Employers or members of their management also may have an incentive to promote health plan compliance with HIPAA or other health plan privacy or data security requirements.

For instance, health plan sponsors and management involved in health plan decisions, administration or oversight could face personal fiduciary liability risks under ERISA for failing to act prudently to ensure health plan compliance with HIPAA and other federal privacy and data security requirements.. ERISA’s broad functional fiduciary definition encompasses both persons and entities appointed as “named” fiduciaries and others who functionally exercise discretion or control over a plan or its administration. This fiduciary status and risk can occur even if the entity or individual is not named a named fiduciary, expressly disclaims fiduciary responsibility or does not realize it bears fiduciary status or responsibility. Because fiduciaries generally bear personal liability for their own breaches of fiduciary duty as well as potential co-fiduciary liability for fiduciary breaches committed by others that they knew or prudently should have known, most employers and members of their management will make HIPAA health plan compliance a priority.

Furthermore, most employers and their management also will appreciate the desirability of taking reasonable steps to manage potential exposures that the employer or members of its management could face if their health plan or the employer violates the anti-retaliation rules of HIPAA or other laws through the adoption and administration of appropriate human resources, internal investigation and reporting, risk management policies and practices. See Employee & Other Whistleblower Complaints Common Source of HIPAA Privacy & Other Complaints.

Manage HIPAA and Related Risks

At minimum, health plans and their business associates should move quickly to conduct a documented assessment of the adequacy of their health plan internet applications and other HIPAA compliance in light of the Resolution Agreement and other developments.
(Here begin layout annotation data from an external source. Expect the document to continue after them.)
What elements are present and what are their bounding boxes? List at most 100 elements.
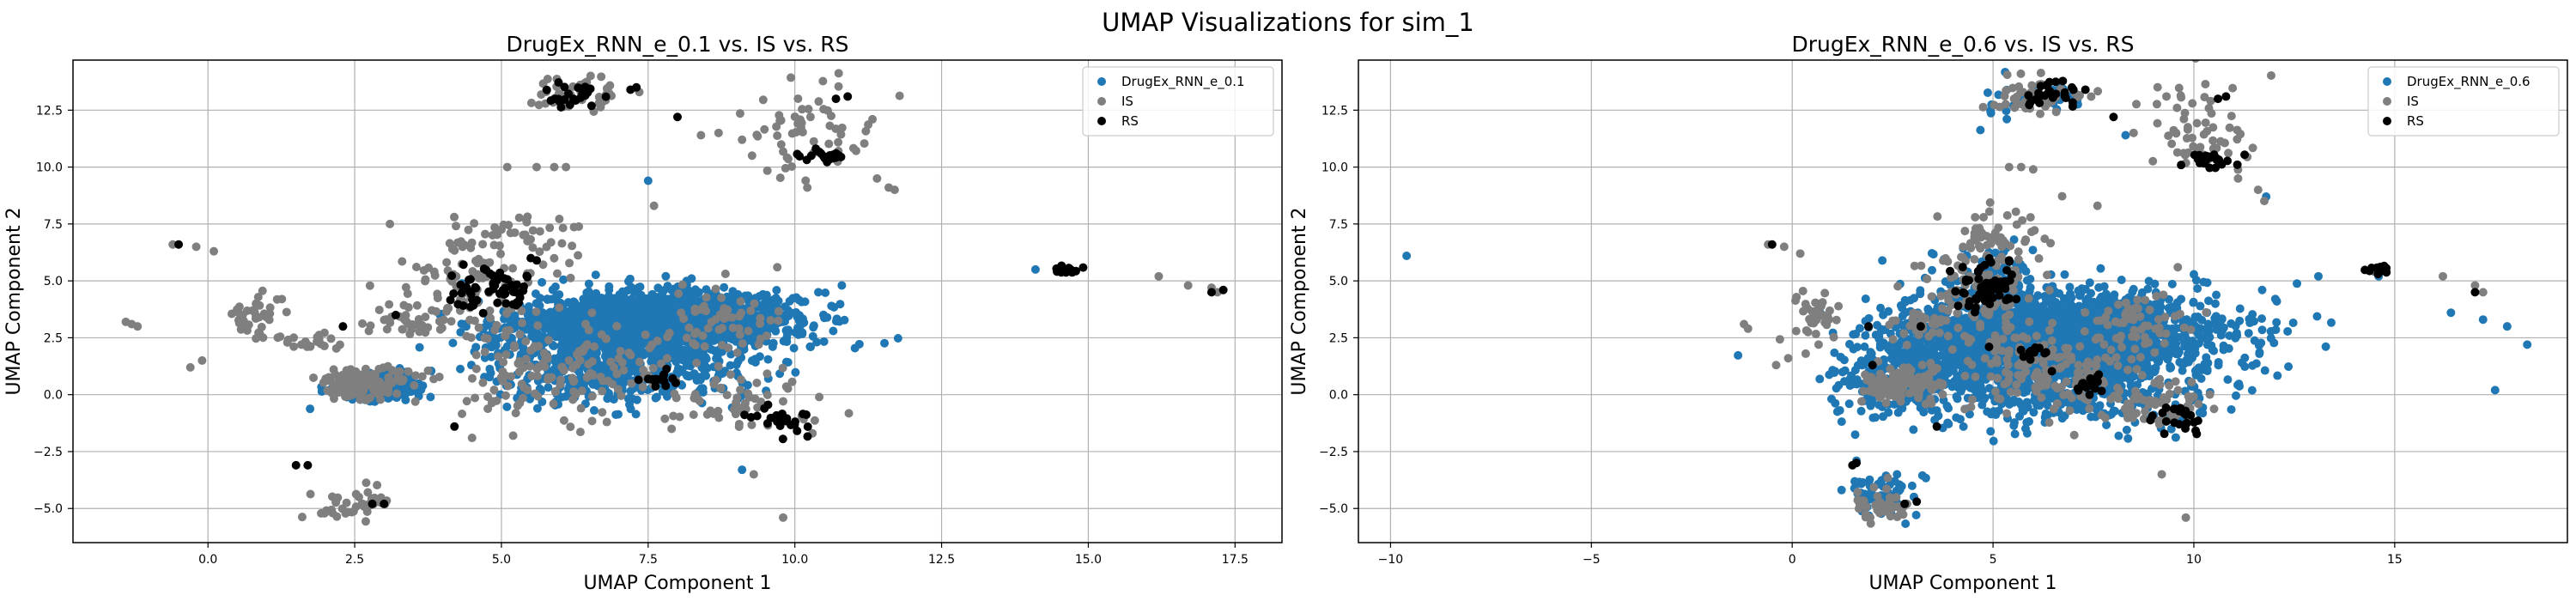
scatter-point — [306, 404, 315, 414]
scatter-point — [815, 392, 824, 402]
scatter-point — [597, 98, 606, 107]
scatter-point — [361, 517, 370, 526]
y-tick-label: −2.5 — [33, 446, 63, 459]
scatter-point — [768, 342, 777, 351]
scatter-point — [2248, 310, 2257, 319]
scatter-point — [1876, 303, 1886, 313]
scatter-point — [391, 310, 400, 319]
scatter-point — [309, 373, 319, 382]
scatter-point — [702, 410, 712, 419]
scatter-point — [558, 223, 568, 233]
x-tick-label: 5.0 — [492, 553, 511, 567]
scatter-point — [775, 111, 784, 120]
scatter-point — [507, 372, 516, 381]
scatter-point — [832, 314, 841, 324]
scatter-point — [386, 219, 395, 228]
scatter-point — [556, 379, 565, 389]
scatter-point — [617, 391, 626, 400]
scatter-point — [736, 385, 745, 395]
scatter-point — [738, 465, 747, 475]
scatter-point — [569, 222, 579, 232]
x-tick-label: 12.5 — [928, 553, 955, 567]
scatter-point — [707, 318, 716, 327]
scatter-point — [614, 410, 623, 419]
scatter-point — [1154, 271, 1163, 281]
scatter-point — [545, 223, 555, 233]
scatter-point — [403, 289, 412, 299]
scatter-point — [554, 94, 563, 104]
scatter-point — [2193, 284, 2202, 294]
scatter-point — [368, 382, 377, 392]
scatter-point — [634, 375, 643, 385]
scatter-point — [648, 363, 658, 373]
scatter-point — [574, 251, 583, 260]
scatter-point — [653, 337, 662, 346]
y-tick-label: 2.5 — [44, 331, 63, 345]
figure-suptitle: UMAP Visualizations for sim_1 — [1102, 8, 1474, 37]
scatter-point — [550, 162, 559, 172]
scatter-point — [627, 282, 636, 292]
scatter-point — [2204, 296, 2214, 306]
scatter-point — [552, 269, 562, 278]
scatter-point — [743, 380, 752, 390]
scatter-point — [837, 123, 847, 132]
series-RS — [174, 78, 1228, 508]
scatter-point — [515, 330, 525, 339]
scatter-point — [191, 242, 201, 252]
scatter-point — [659, 376, 669, 385]
scatter-point — [720, 282, 729, 292]
scatter-point — [732, 393, 742, 403]
scatter-point — [632, 82, 641, 92]
scatter-point — [562, 338, 572, 348]
scatter-point — [671, 393, 681, 403]
scatter-point — [1861, 294, 1870, 304]
scatter-point — [895, 91, 904, 100]
scatter-point — [541, 353, 550, 362]
scatter-point — [258, 286, 267, 295]
legend-label: RS — [1121, 113, 1139, 129]
scatter-point — [687, 313, 696, 323]
scatter-point — [756, 319, 765, 328]
scatter-point — [600, 323, 610, 332]
scatter-point — [566, 273, 575, 282]
scatter-point — [396, 376, 405, 385]
scatter-point — [404, 367, 413, 376]
scatter-point — [790, 112, 799, 121]
scatter-point — [758, 95, 768, 105]
scatter-point — [502, 402, 512, 411]
scatter-point — [787, 377, 797, 386]
scatter-point — [791, 367, 800, 377]
scatter-point — [2326, 318, 2336, 327]
scatter-point — [430, 270, 440, 280]
scatter-point — [720, 270, 730, 279]
scatter-point — [732, 348, 742, 357]
scatter-point — [844, 409, 854, 418]
scatter-point — [793, 426, 802, 435]
scatter-point — [185, 362, 195, 372]
scatter-point — [747, 420, 756, 429]
scatter-point — [602, 417, 611, 427]
scatter-point — [568, 241, 577, 251]
scatter-point — [532, 307, 541, 317]
scatter-point — [550, 282, 560, 292]
scatter-point — [534, 100, 544, 110]
scatter-point — [649, 201, 659, 210]
scatter-point — [639, 365, 648, 374]
y-tick-label: 12.5 — [36, 104, 63, 118]
scatter-point — [562, 162, 571, 172]
scatter-point — [250, 307, 259, 317]
scatter-point — [458, 410, 467, 419]
scatter-point — [576, 404, 586, 413]
scatter-point — [574, 83, 583, 93]
scatter-point — [880, 338, 890, 348]
scatter-point — [628, 300, 637, 310]
scatter-point — [289, 342, 299, 351]
scatter-point — [341, 508, 350, 518]
scatter-point — [361, 364, 370, 373]
scatter-point — [627, 379, 636, 388]
scatter-point — [304, 341, 313, 350]
scatter-point — [711, 284, 720, 294]
scatter-point — [781, 163, 790, 173]
scatter-point — [566, 422, 575, 432]
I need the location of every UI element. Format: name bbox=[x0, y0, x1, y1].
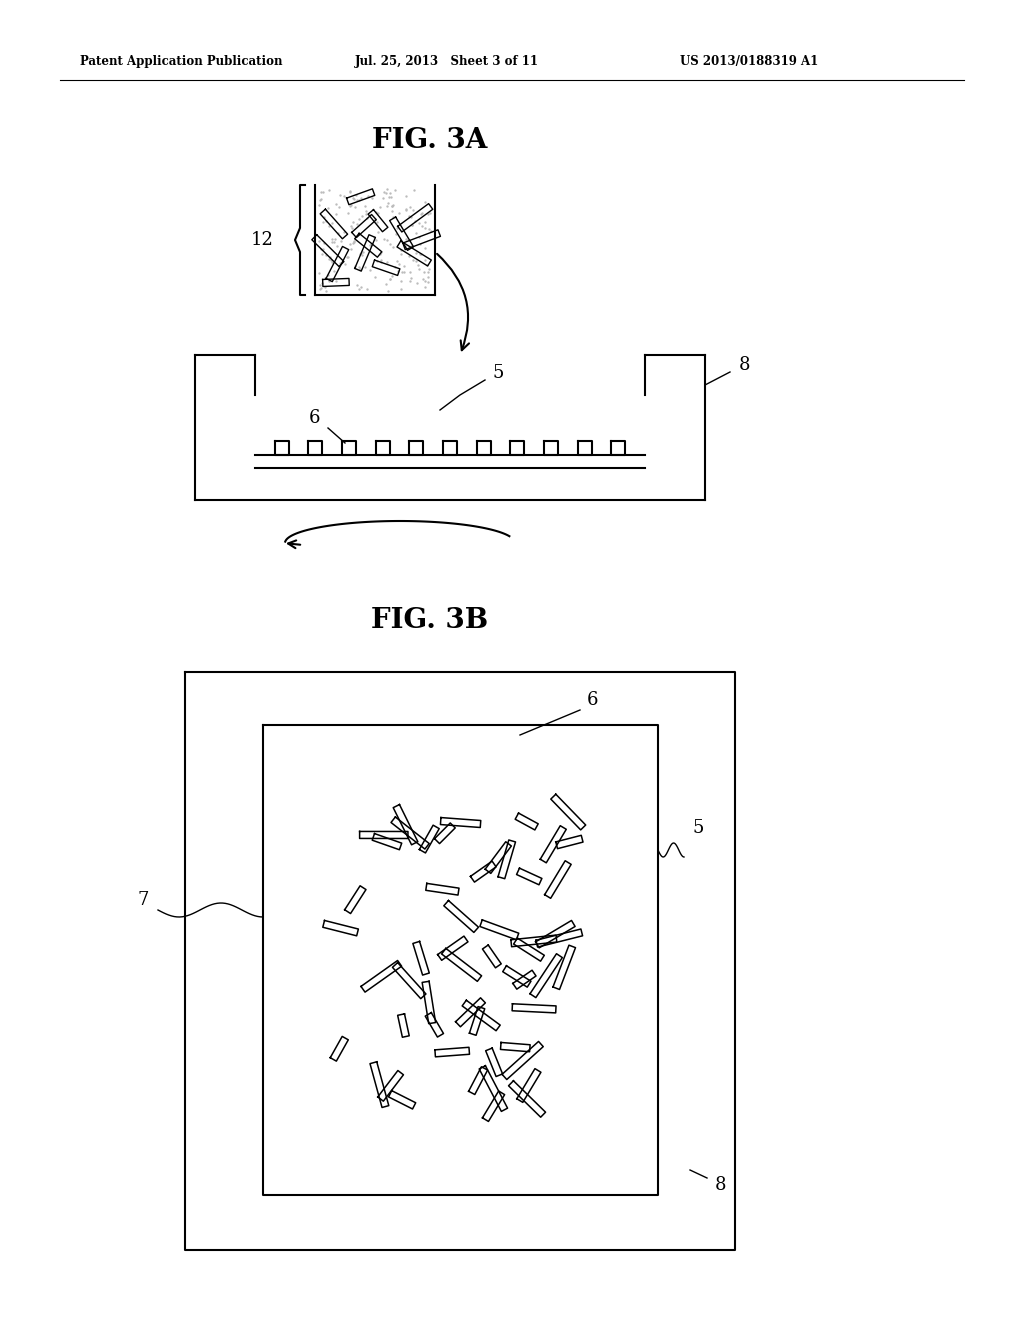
Text: 12: 12 bbox=[251, 231, 273, 249]
Text: 6: 6 bbox=[309, 409, 321, 426]
FancyArrowPatch shape bbox=[437, 253, 469, 350]
Text: Jul. 25, 2013   Sheet 3 of 11: Jul. 25, 2013 Sheet 3 of 11 bbox=[355, 55, 539, 69]
Text: 5: 5 bbox=[493, 364, 504, 381]
FancyArrowPatch shape bbox=[288, 540, 300, 548]
Text: FIG. 3A: FIG. 3A bbox=[373, 127, 487, 153]
Text: 7: 7 bbox=[137, 891, 148, 909]
Text: US 2013/0188319 A1: US 2013/0188319 A1 bbox=[680, 55, 818, 69]
Text: FIG. 3B: FIG. 3B bbox=[372, 606, 488, 634]
Text: 5: 5 bbox=[692, 818, 703, 837]
Text: 8: 8 bbox=[715, 1176, 726, 1195]
Text: 8: 8 bbox=[739, 356, 751, 374]
Text: Patent Application Publication: Patent Application Publication bbox=[80, 55, 283, 69]
Text: 6: 6 bbox=[587, 690, 598, 709]
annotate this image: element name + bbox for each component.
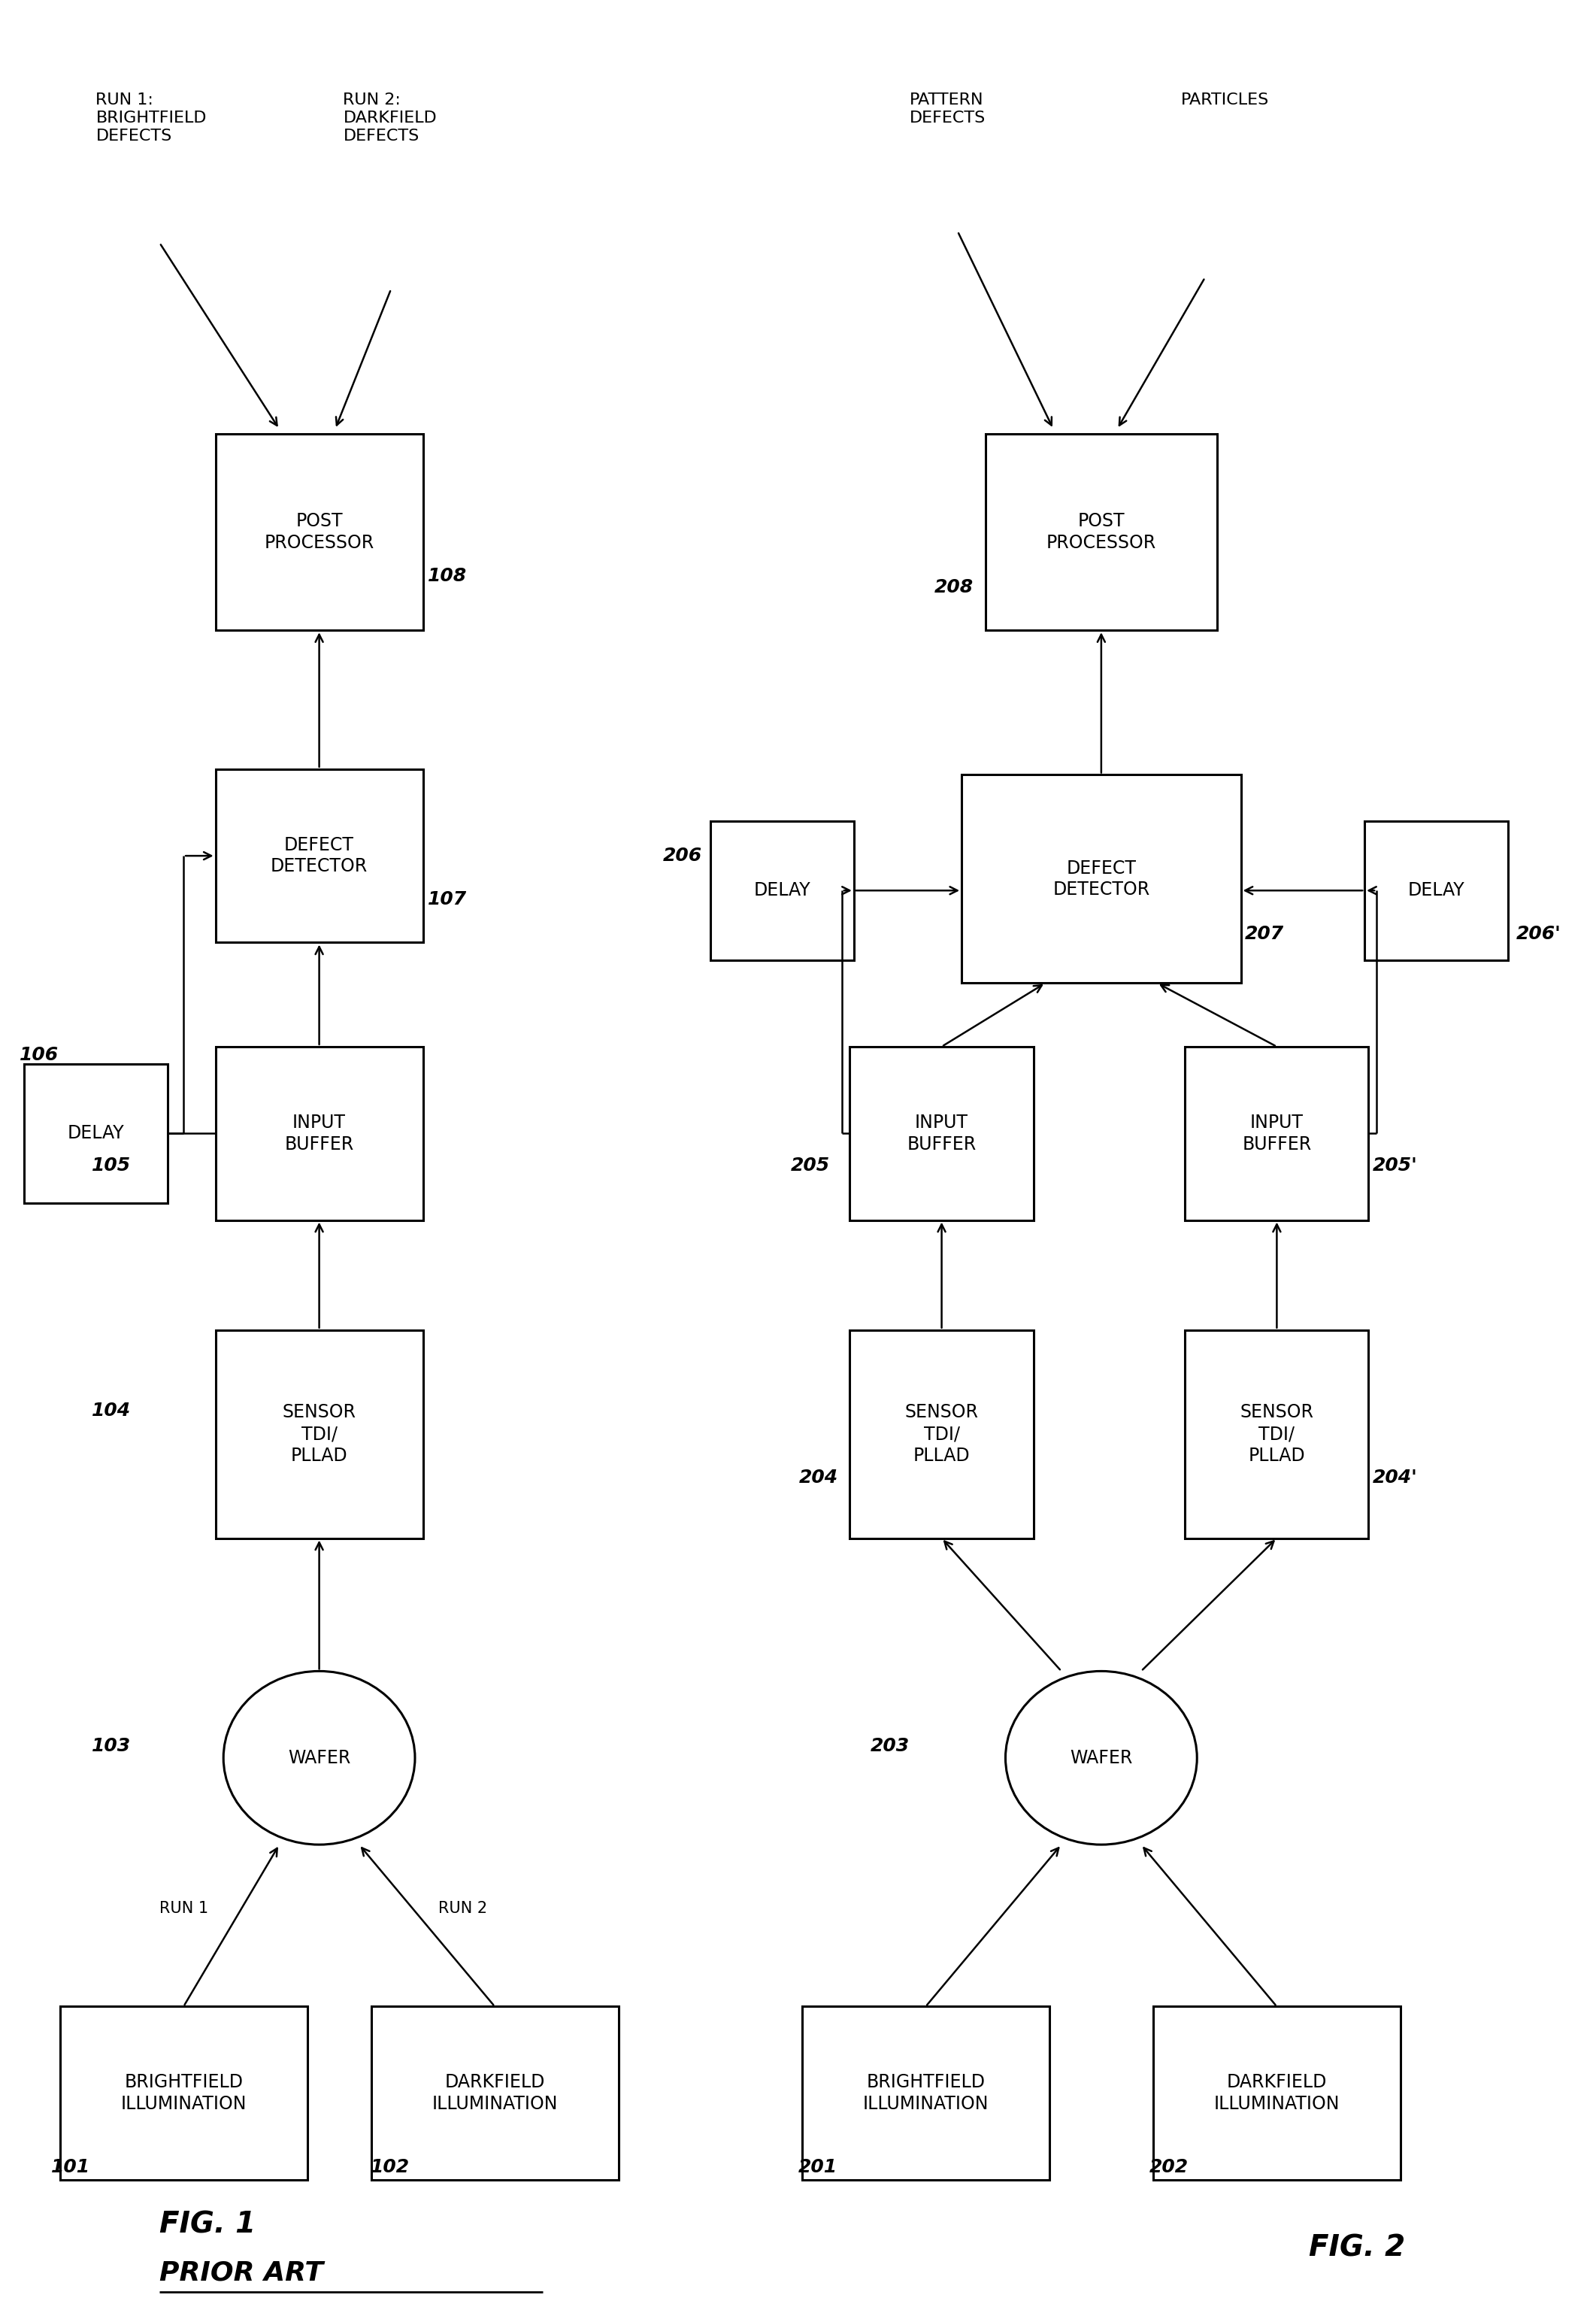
Text: 205: 205	[790, 1156, 830, 1175]
Bar	[1152, 2005, 1401, 2179]
Text: DARKFIELD
ILLUMINATION: DARKFIELD ILLUMINATION	[1215, 2072, 1339, 2114]
Text: DEFECT
DETECTOR: DEFECT DETECTOR	[271, 835, 367, 877]
Text: 205': 205'	[1373, 1156, 1417, 1175]
Text: SENSOR
TDI/
PLLAD: SENSOR TDI/ PLLAD	[282, 1404, 356, 1464]
Bar	[961, 775, 1240, 983]
Bar	[215, 768, 423, 944]
Text: SENSOR
TDI/
PLLAD: SENSOR TDI/ PLLAD	[1240, 1404, 1314, 1464]
Bar	[215, 1045, 423, 1221]
Text: 206': 206'	[1516, 925, 1561, 944]
Text: INPUT
BUFFER: INPUT BUFFER	[907, 1113, 977, 1154]
Text: BRIGHTFIELD
ILLUMINATION: BRIGHTFIELD ILLUMINATION	[121, 2072, 246, 2114]
Text: 106: 106	[19, 1045, 59, 1064]
Text: PARTICLES: PARTICLES	[1181, 93, 1269, 109]
Text: 207: 207	[1245, 925, 1285, 944]
Text: POST
PROCESSOR: POST PROCESSOR	[1047, 511, 1156, 553]
Text: 101: 101	[51, 2158, 91, 2177]
Text: RUN 2: RUN 2	[439, 1901, 487, 1915]
Bar	[24, 1064, 168, 1203]
Text: SENSOR
TDI/
PLLAD: SENSOR TDI/ PLLAD	[905, 1404, 978, 1464]
Text: POST
PROCESSOR: POST PROCESSOR	[265, 511, 373, 553]
Text: 206: 206	[662, 847, 702, 865]
Text: 102: 102	[370, 2158, 410, 2177]
Text: DEFECT
DETECTOR: DEFECT DETECTOR	[1053, 858, 1149, 900]
Bar	[801, 2005, 1050, 2179]
Text: 107: 107	[428, 891, 468, 909]
Text: INPUT
BUFFER: INPUT BUFFER	[284, 1113, 354, 1154]
Text: 203: 203	[870, 1737, 910, 1756]
Text: RUN 1:
BRIGHTFIELD
DEFECTS: RUN 1: BRIGHTFIELD DEFECTS	[96, 93, 206, 143]
Text: PATTERN
DEFECTS: PATTERN DEFECTS	[910, 93, 986, 125]
Text: 201: 201	[798, 2158, 838, 2177]
Bar	[710, 821, 854, 960]
Text: FIG. 1: FIG. 1	[160, 2211, 255, 2239]
Text: 103: 103	[91, 1737, 131, 1756]
Text: FIG. 2: FIG. 2	[1309, 2234, 1404, 2262]
Text: BRIGHTFIELD
ILLUMINATION: BRIGHTFIELD ILLUMINATION	[863, 2072, 988, 2114]
Text: 208: 208	[934, 578, 974, 597]
Bar	[215, 435, 423, 629]
Text: WAFER: WAFER	[287, 1749, 351, 1767]
Text: DELAY: DELAY	[67, 1124, 124, 1143]
Bar	[985, 435, 1216, 629]
Text: DELAY: DELAY	[753, 881, 811, 900]
Text: 202: 202	[1149, 2158, 1189, 2177]
Text: 204: 204	[798, 1469, 838, 1487]
Text: DARKFIELD
ILLUMINATION: DARKFIELD ILLUMINATION	[433, 2072, 557, 2114]
Bar	[370, 2005, 618, 2179]
Bar	[849, 1330, 1034, 1538]
Text: INPUT
BUFFER: INPUT BUFFER	[1242, 1113, 1312, 1154]
Text: PRIOR ART: PRIOR ART	[160, 2260, 324, 2285]
Bar	[1184, 1045, 1369, 1221]
Text: 105: 105	[91, 1156, 131, 1175]
Bar	[61, 2005, 306, 2179]
Text: DELAY: DELAY	[1408, 881, 1465, 900]
Bar	[215, 1330, 423, 1538]
Text: RUN 1: RUN 1	[160, 1901, 207, 1915]
Bar	[1365, 821, 1508, 960]
Bar	[849, 1045, 1034, 1221]
Text: 204': 204'	[1373, 1469, 1417, 1487]
Bar	[1184, 1330, 1369, 1538]
Text: 104: 104	[91, 1402, 131, 1420]
Text: 108: 108	[428, 567, 468, 585]
Text: WAFER: WAFER	[1069, 1749, 1133, 1767]
Text: RUN 2:
DARKFIELD
DEFECTS: RUN 2: DARKFIELD DEFECTS	[343, 93, 437, 143]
Given the scope and diversity of the legal responsibilities, risks and exposures associated with this analysis, most health plan sponsors, fiduciaries, business associates and their management also will want to consider taking other steps to mitigate various other legal and operational risks that lax protection or use of health plan PHI or systems could create for their health plan, its sponsors, fiduciaries, business associates and their management. Health plan fiduciaries, sponsors and business associates and their leaders also generally will want to explore options to use indemnification agreements, liability insurance or other risk management tools as a stopgap against the costs of investigation or defense of a HIPAA security or other data breach.